Finanzzentren der Welt: Bedeutende Projekte für das globale Finanzsystem

In einigen wichtigen Städten der Welt, die aus wirtschaftlicher und finanzieller, aber zugleich auch aus kultureller und politischer Perspektive relevant sind, befinden sich Finanzzentren. Dazu gehören etwa London, Paris, Brüssel, Frankfurt, Abu Dhabi, Hong Kong und Singapur. Und das aus gutem Grund: Finanzzentren bringen erhebliche Vorteile mit sich, von denen nun auch Istanbul profitieren wird.

Ein übergreifender Blick hilft dabei, die Bedeutung des Finanzzentrums in Istanbul besser zu verstehen. Warum sind diese Zentren nun so relevant und attraktiv für die Weltwirtschaft? Die Weltallianz Internationaler Finanzzentren (WAIFC) gibt eine ausführliche Antwort auf diese Frage. Der Schlüsselbegriff ist die Transformation, die der Finanzsektor in den letzten Jahren durchlaufen hat. Die fortschreitende Globalisierung und zunehmend transnationale Natur von Finanzdienstleistungen führen zu einer immer größeren Bedeutung von offenen und wettbewerbsfähigen Märkten. Finanzielle Innovationen und nachhaltige Finanzideen sind wichtiger denn je für das Wirtschaftswachstum.

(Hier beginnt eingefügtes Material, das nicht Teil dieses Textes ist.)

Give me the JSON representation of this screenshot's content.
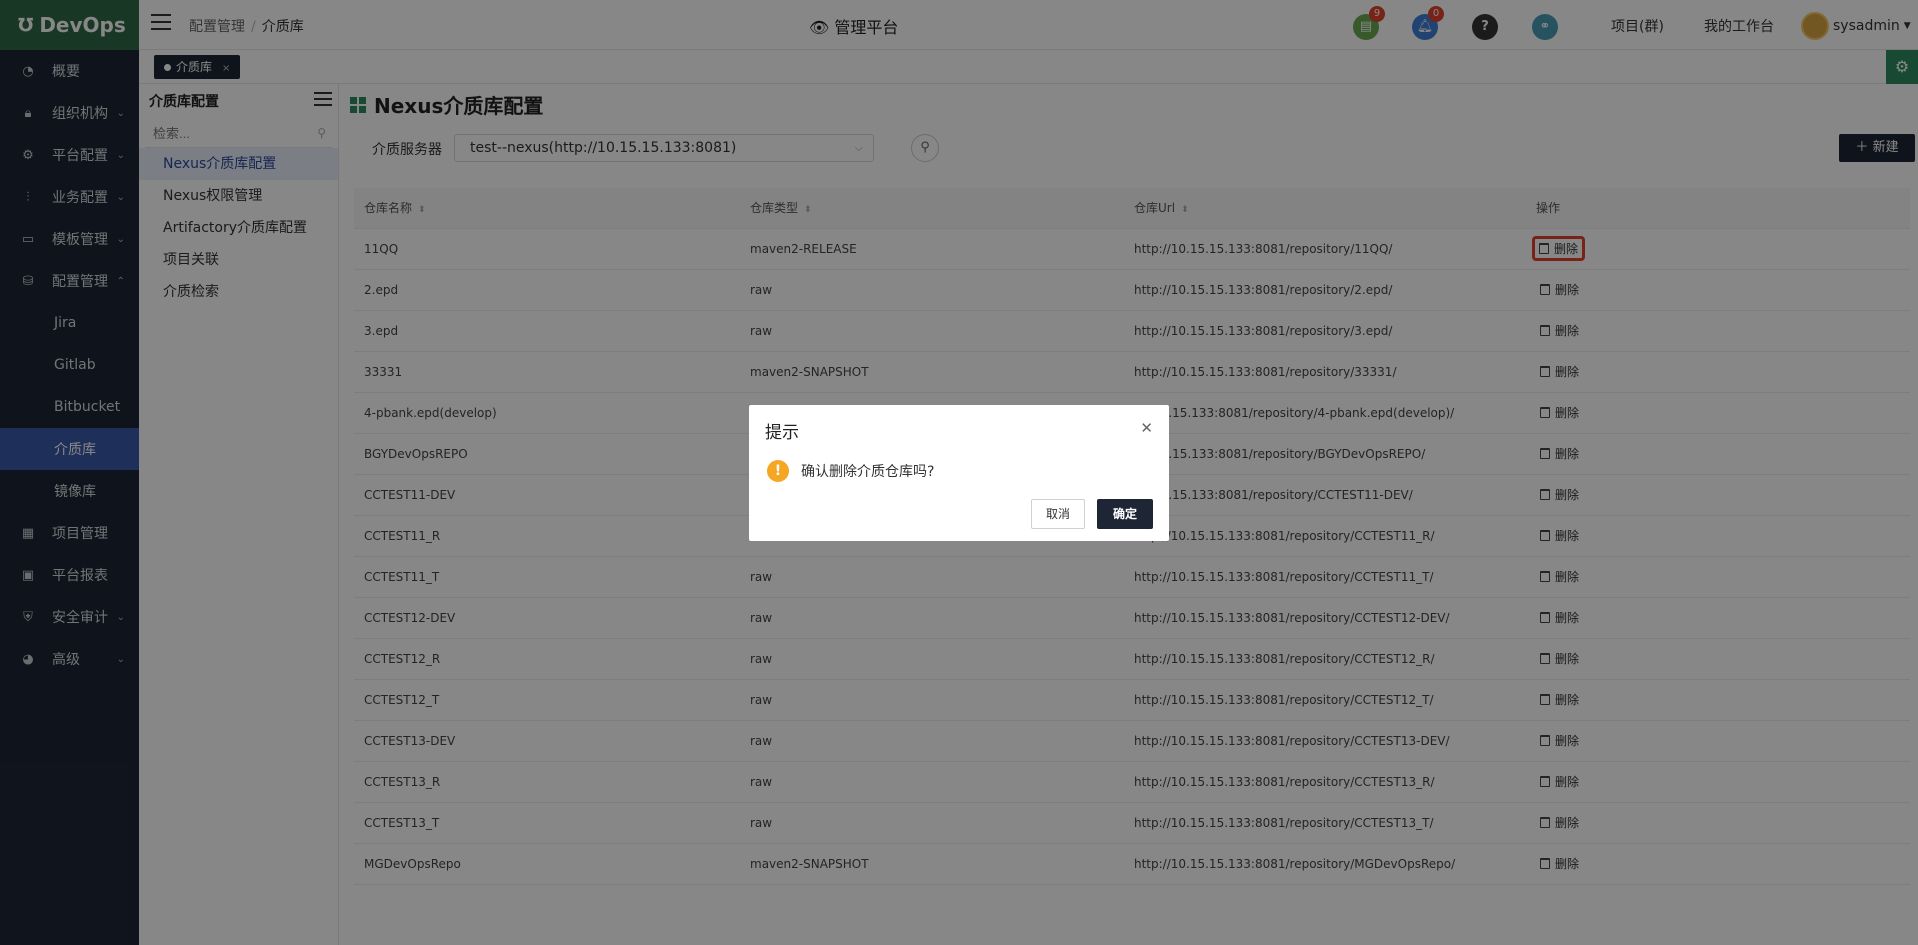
{
  "brand": {
    "name": "DevOps",
    "logo_icon": "devops-logo-icon"
  },
  "nav": [
    {
      "label": "概要",
      "icon": "dashboard-icon",
      "chevron": ""
    },
    {
      "label": "组织机构",
      "icon": "lock-icon",
      "chevron": "⌄"
    },
    {
      "label": "平台配置",
      "icon": "gear-icon",
      "chevron": "⌄"
    },
    {
      "label": "业务配置",
      "icon": "sliders-icon",
      "chevron": "⌄"
    },
    {
      "label": "模板管理",
      "icon": "template-icon",
      "chevron": "⌄"
    },
    {
      "label": "配置管理",
      "icon": "database-icon",
      "chevron": "⌃"
    }
  ],
  "nav_sub": [
    {
      "label": "Jira",
      "active": false
    },
    {
      "label": "Gitlab",
      "active": false
    },
    {
      "label": "Bitbucket",
      "active": false
    },
    {
      "label": "介质库",
      "active": true
    },
    {
      "label": "镜像库",
      "active": false
    }
  ],
  "nav_tail": [
    {
      "label": "项目管理",
      "icon": "grid-icon",
      "chevron": ""
    },
    {
      "label": "平台报表",
      "icon": "monitor-icon",
      "chevron": ""
    },
    {
      "label": "安全审计",
      "icon": "shield-icon",
      "chevron": "⌄"
    },
    {
      "label": "高级",
      "icon": "palette-icon",
      "chevron": "⌄"
    }
  ],
  "header": {
    "breadcrumb": [
      "配置管理",
      "介质库"
    ],
    "title": "管理平台",
    "badge_tasks": "9",
    "badge_notify": "0",
    "project_link": "项目(群)",
    "workbench_link": "我的工作台",
    "username": "sysadmin"
  },
  "tabs": [
    {
      "label": "介质库"
    }
  ],
  "subside": {
    "title": "介质库配置",
    "search_placeholder": "检索...",
    "items": [
      {
        "label": "Nexus介质库配置",
        "active": true
      },
      {
        "label": "Nexus权限管理",
        "active": false
      },
      {
        "label": "Artifactory介质库配置",
        "active": false
      },
      {
        "label": "项目关联",
        "active": false
      },
      {
        "label": "介质检索",
        "active": false
      }
    ]
  },
  "main": {
    "title": "Nexus介质库配置",
    "filter_label": "介质服务器",
    "filter_value": "test--nexus(http://10.15.15.133:8081)",
    "new_button": "新建",
    "columns": [
      "仓库名称",
      "仓库类型",
      "仓库Url",
      "操作"
    ],
    "delete_label": "删除",
    "rows": [
      {
        "name": "11QQ",
        "type": "maven2-RELEASE",
        "url": "http://10.15.15.133:8081/repository/11QQ/"
      },
      {
        "name": "2.epd",
        "type": "raw",
        "url": "http://10.15.15.133:8081/repository/2.epd/"
      },
      {
        "name": "3.epd",
        "type": "raw",
        "url": "http://10.15.15.133:8081/repository/3.epd/"
      },
      {
        "name": "33331",
        "type": "maven2-SNAPSHOT",
        "url": "http://10.15.15.133:8081/repository/33331/"
      },
      {
        "name": "4-pbank.epd(develop)",
        "type": "",
        "url": "10.15.15.133:8081/repository/4-pbank.epd(develop)/"
      },
      {
        "name": "BGYDevOpsREPO",
        "type": "",
        "url": "10.15.15.133:8081/repository/BGYDevOpsREPO/"
      },
      {
        "name": "CCTEST11-DEV",
        "type": "",
        "url": "10.15.15.133:8081/repository/CCTEST11-DEV/"
      },
      {
        "name": "CCTEST11_R",
        "type": "raw",
        "url": "http://10.15.15.133:8081/repository/CCTEST11_R/"
      },
      {
        "name": "CCTEST11_T",
        "type": "raw",
        "url": "http://10.15.15.133:8081/repository/CCTEST11_T/"
      },
      {
        "name": "CCTEST12-DEV",
        "type": "raw",
        "url": "http://10.15.15.133:8081/repository/CCTEST12-DEV/"
      },
      {
        "name": "CCTEST12_R",
        "type": "raw",
        "url": "http://10.15.15.133:8081/repository/CCTEST12_R/"
      },
      {
        "name": "CCTEST12_T",
        "type": "raw",
        "url": "http://10.15.15.133:8081/repository/CCTEST12_T/"
      },
      {
        "name": "CCTEST13-DEV",
        "type": "raw",
        "url": "http://10.15.15.133:8081/repository/CCTEST13-DEV/"
      },
      {
        "name": "CCTEST13_R",
        "type": "raw",
        "url": "http://10.15.15.133:8081/repository/CCTEST13_R/"
      },
      {
        "name": "CCTEST13_T",
        "type": "raw",
        "url": "http://10.15.15.133:8081/repository/CCTEST13_T/"
      },
      {
        "name": "MGDevOpsRepo",
        "type": "maven2-SNAPSHOT",
        "url": "http://10.15.15.133:8081/repository/MGDevOpsRepo/"
      }
    ]
  },
  "modal": {
    "title": "提示",
    "message": "确认删除介质仓库吗?",
    "cancel": "取消",
    "confirm": "确定"
  },
  "colors": {
    "brand_green": "#2e6b46",
    "nav_bg": "#1e2636",
    "active_blue": "#3a59a8",
    "highlight_red": "#e0432f"
  }
}
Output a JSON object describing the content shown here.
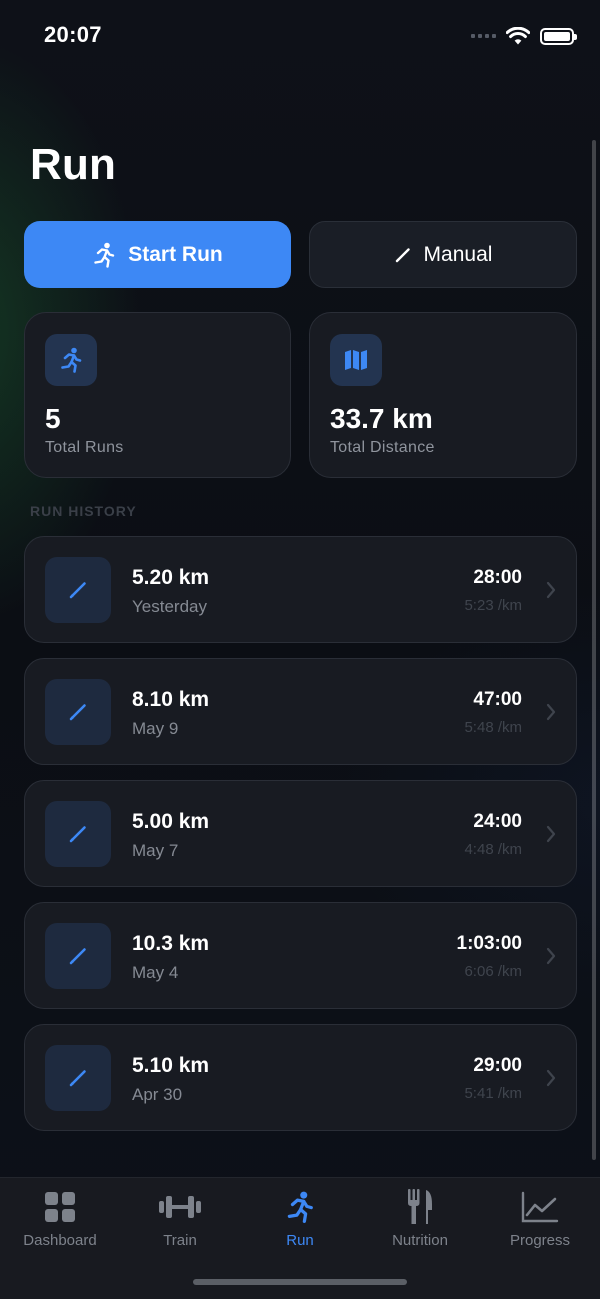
{
  "status": {
    "time": "20:07"
  },
  "header": {
    "title": "Run"
  },
  "actions": {
    "start_label": "Start Run",
    "manual_label": "Manual"
  },
  "stats": [
    {
      "value": "5",
      "label": "Total Runs",
      "icon": "running-figure-icon"
    },
    {
      "value": "33.7 km",
      "label": "Total Distance",
      "icon": "map-icon"
    }
  ],
  "history": {
    "label": "RUN HISTORY",
    "items": [
      {
        "distance": "5.20 km",
        "date": "Yesterday",
        "time": "28:00",
        "pace": "5:23 /km"
      },
      {
        "distance": "8.10 km",
        "date": "May 9",
        "time": "47:00",
        "pace": "5:48 /km"
      },
      {
        "distance": "5.00 km",
        "date": "May 7",
        "time": "24:00",
        "pace": "4:48 /km"
      },
      {
        "distance": "10.3 km",
        "date": "May 4",
        "time": "1:03:00",
        "pace": "6:06 /km"
      },
      {
        "distance": "5.10 km",
        "date": "Apr 30",
        "time": "29:00",
        "pace": "5:41 /km"
      }
    ]
  },
  "tabs": [
    {
      "label": "Dashboard",
      "icon": "dashboard-grid-icon",
      "active": false
    },
    {
      "label": "Train",
      "icon": "dumbbell-icon",
      "active": false
    },
    {
      "label": "Run",
      "icon": "running-figure-icon",
      "active": true
    },
    {
      "label": "Nutrition",
      "icon": "fork-knife-icon",
      "active": false
    },
    {
      "label": "Progress",
      "icon": "chart-line-icon",
      "active": false
    }
  ],
  "colors": {
    "accent": "#3d88f5",
    "background": "#0d1016",
    "card": "#181b22"
  }
}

Genau an dieser Stelle kommen Finanzzentren ins Spiel und schaffen gezielt Abhilfe. Sie bieten neue Chancen für Wachstum sowie Unternehmerschaft und konzentrieren sowohl die nötige Infrastruktur als auch Ressourcen auf einem Fleck. Sie passen sich gewissermaßen an die neue Realität des Finanzsektors an. Auch bei der regionalen Entwicklung des Standorts packen sie kräftig an. Als ein Zentrum der Expertise in sämtlichen Fragen zum Finanzsektor bieten sie Raum für Innovation und tragen aktiv zu neuen Entwicklungen bei. Die darauf angelegte Infrastruktur ermöglicht eine schnelle Abwicklung etwa grenzüberschreitender Transaktionen.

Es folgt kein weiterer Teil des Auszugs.